Objectif de la consultation :
L’objectif de la consultation est de mettre à disposition un document contenant une analyse comparative et critique du cadre législatif national en lien avec les questions de violences faites aux femmes et aux filles (VFFF), des violences basées sur le genre (VBG), des droits à la santé sexuelle et reproductive (DSSR) et les pratiques néfastes (PN) telles que le mariage des enfants, des coutumes avec les dispositions des conventions et traités internationaux ratifiés par le Niger ainsi que l’application des textes existants en vue de construire un plaidoyer et d’orienter une réforme.

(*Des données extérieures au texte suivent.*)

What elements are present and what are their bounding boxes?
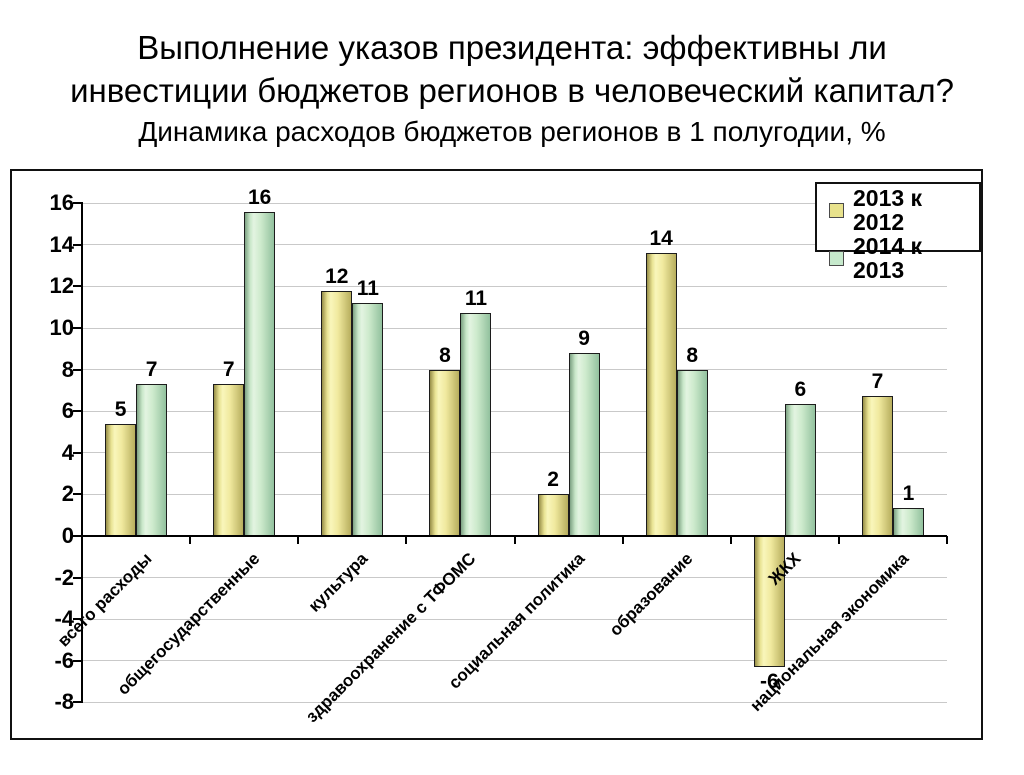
legend-swatch-2013-icon	[829, 202, 844, 218]
bar-2014-к-2013-7	[784, 403, 816, 536]
gridline	[82, 577, 947, 579]
bar-2013-к-2012-7	[753, 536, 785, 668]
bar-2014-к-2013-6	[676, 369, 708, 536]
x-axis-tick	[189, 536, 192, 544]
gridline	[82, 701, 947, 703]
gridline	[82, 410, 947, 412]
y-axis-tick-label: 2	[61, 481, 74, 507]
bar-value-label: 11	[464, 287, 488, 311]
y-axis-tick	[73, 451, 82, 454]
chart-frame: 16 14 12 10 8 6 4 2 0 -2 -4 -6 -8 5 7 12 8 2 14 -6 7 7 16 11 11 9…	[10, 169, 983, 740]
y-axis-tick	[73, 202, 82, 205]
bar-value-label: 1	[902, 481, 915, 505]
gridline	[82, 327, 947, 329]
bar-2014-к-2013-4	[460, 313, 492, 536]
gridline	[82, 244, 947, 246]
legend-label-2013: 2013 к 2012	[853, 185, 923, 235]
bar-2014-к-2013-3	[352, 303, 384, 536]
y-axis-tick	[73, 285, 82, 288]
chart-subtitle: Динамика расходов бюджетов регионов в 1 …	[138, 116, 886, 147]
x-axis-tick	[405, 536, 408, 544]
bar-2013-к-2012-6	[645, 253, 677, 536]
x-axis-tick	[297, 536, 300, 544]
bar-value-label: 7	[871, 369, 884, 393]
y-axis-tick-label: 12	[49, 273, 74, 299]
bar-value-label: 7	[145, 358, 158, 382]
bar-value-label: 11	[356, 277, 379, 301]
x-axis-tick	[81, 536, 83, 544]
y-axis-tick	[73, 535, 82, 537]
y-axis-tick-label: -4	[54, 606, 74, 632]
bar-2013-к-2012-1	[105, 423, 137, 536]
category-label: национальная экономика	[746, 549, 913, 716]
category-label: культура	[305, 549, 372, 616]
y-axis-tick-label: 6	[61, 398, 74, 424]
y-axis-tick-label: 0	[61, 523, 74, 548]
y-axis-tick-label: -6	[54, 647, 74, 673]
bar-2013-к-2012-2	[213, 384, 245, 536]
plot-area: 16 14 12 10 8 6 4 2 0 -2 -4 -6 -8 5 7 12 8 2 14 -6 7 7 16 11 11 9…	[12, 171, 981, 738]
legend-label-2014: 2014 к 2013	[853, 233, 923, 283]
bar-2014-к-2013-8	[892, 507, 924, 536]
page-title-line-1: Выполнение указов президента: эффективны…	[137, 29, 887, 66]
bar-2013-к-2012-4	[429, 369, 461, 536]
bar-2014-к-2013-5	[568, 352, 600, 536]
bar-value-label: 9	[578, 326, 590, 350]
bar-value-label: 8	[439, 343, 451, 367]
y-axis-tick-label: -8	[54, 689, 74, 715]
y-axis-tick-label: 4	[61, 439, 74, 465]
page-title-line-2: инвестиции бюджетов регионов в человечес…	[70, 72, 954, 109]
y-axis-tick	[73, 618, 82, 621]
y-axis-line	[81, 202, 83, 704]
y-axis-tick	[73, 576, 82, 579]
y-axis-tick-label: 14	[49, 231, 74, 257]
y-axis-tick	[73, 327, 82, 329]
bar-2013-к-2012-3	[321, 290, 353, 536]
category-label: здравоохранение с ТФОМС	[302, 549, 480, 727]
legend-item-2014: 2014 к 2013	[829, 234, 979, 282]
x-axis-tick	[946, 536, 948, 544]
gridline	[82, 618, 947, 620]
y-axis-tick-label: -2	[54, 564, 74, 590]
bar-value-label: 6	[794, 377, 807, 401]
y-axis-tick	[73, 243, 82, 246]
gridline	[82, 493, 947, 495]
bar-value-label: 2	[547, 468, 559, 492]
y-axis-tick	[73, 493, 82, 496]
gridline	[82, 369, 947, 371]
bar-2013-к-2012-5	[537, 494, 569, 536]
y-axis-tick	[73, 701, 82, 704]
y-axis-tick-label: 16	[49, 190, 74, 216]
bar-value-label: 8	[686, 343, 699, 367]
gridline	[82, 285, 947, 287]
x-axis-tick	[837, 536, 840, 544]
category-label: социальная политика	[444, 549, 588, 693]
x-axis-tick	[513, 536, 516, 544]
bar-value-label: -6	[759, 670, 779, 694]
bar-value-label: 7	[222, 358, 235, 382]
legend-item-2013: 2013 к 2012	[829, 186, 979, 234]
x-axis-tick	[621, 536, 624, 544]
x-axis-tick	[729, 536, 732, 544]
category-label: образование	[605, 549, 697, 640]
slide-title-block: Выполнение указов президента: эффективны…	[0, 26, 1024, 152]
bar-value-label: 16	[248, 185, 272, 209]
gridline	[82, 660, 947, 662]
bar-value-label: 14	[649, 227, 673, 251]
bar-2013-к-2012-8	[861, 395, 893, 536]
bar-value-label: 12	[325, 264, 349, 288]
legend: 2013 к 2012 2014 к 2013	[815, 182, 981, 282]
bar-value-label: 5	[114, 397, 127, 421]
gridline	[82, 202, 947, 204]
y-axis-tick-label: 8	[61, 356, 74, 382]
gridline	[82, 452, 947, 454]
y-axis-tick-label: 10	[49, 315, 74, 340]
bar-2014-к-2013-2	[244, 211, 276, 536]
y-axis-tick	[73, 659, 82, 662]
y-axis-tick	[73, 410, 82, 413]
legend-swatch-2014-icon	[829, 250, 844, 266]
bar-2014-к-2013-1	[136, 384, 168, 536]
y-axis-tick	[73, 368, 82, 371]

Activités spécifiques à réaliser :
Les principales activités se déclinent comme suit :
- Développer une méthodologie et un plan de travail qui sera soumis à la validation de du comité interministériel mis en place à cet effet ;
- Recenser les textes normatifs en lien avec les questions des VFFF/VBG/DSSR/PN, étudier leur pertinence et leur exhaustivité par rapport aux différentes formes des violences tenant compte des réalités socio-culturelles du pays et analyser leur degré d’application pour ressortir les contraintes qui entravent leur application effective, y compris le gap pour des acteurs de mise en œuvre, les filles et les femmes elles-mêmes et ceux qui en ont la charge ;
- Comparer et analyser les textes nationaux applicables, y compris les coutumes, en matière de VFFF, VBG, DSSR et PN telles que le mariage d’enfant avec les dispositions des conventions internationales et régionales ratifiées par le Niger pour identifier les points de convergence et de divergence ;
- Formuler des recommandations pertinentes pour, d’une part, améliorer le dispositif existant (avec des propositions de textes de loi) et, d’autre part, pour renforcer son application en tenant compte du contexte socio culturel du pays ;
- Elaborer un argumentaire basé sur les résultats, après consultation des parties prenantes, pour servir de support à un plaidoyer à tous les niveaux (communautaire, régional, national) pour l’harmonisation de la législation nationale ;
- Soumettre les rapports, à différents stades, à la validation du comité interministériel ;
- Produire un rapport provisoire, le soumettre aux ateliers régionaux de pré-validation, intégrer les amendements et animer un atelier national de validation ;
- Intégrer les amendements/enrichissements issus de l’atelier de validation et soumettre une version finale du document incluant les propositions de modification du cadre législatif national y compris le code civil.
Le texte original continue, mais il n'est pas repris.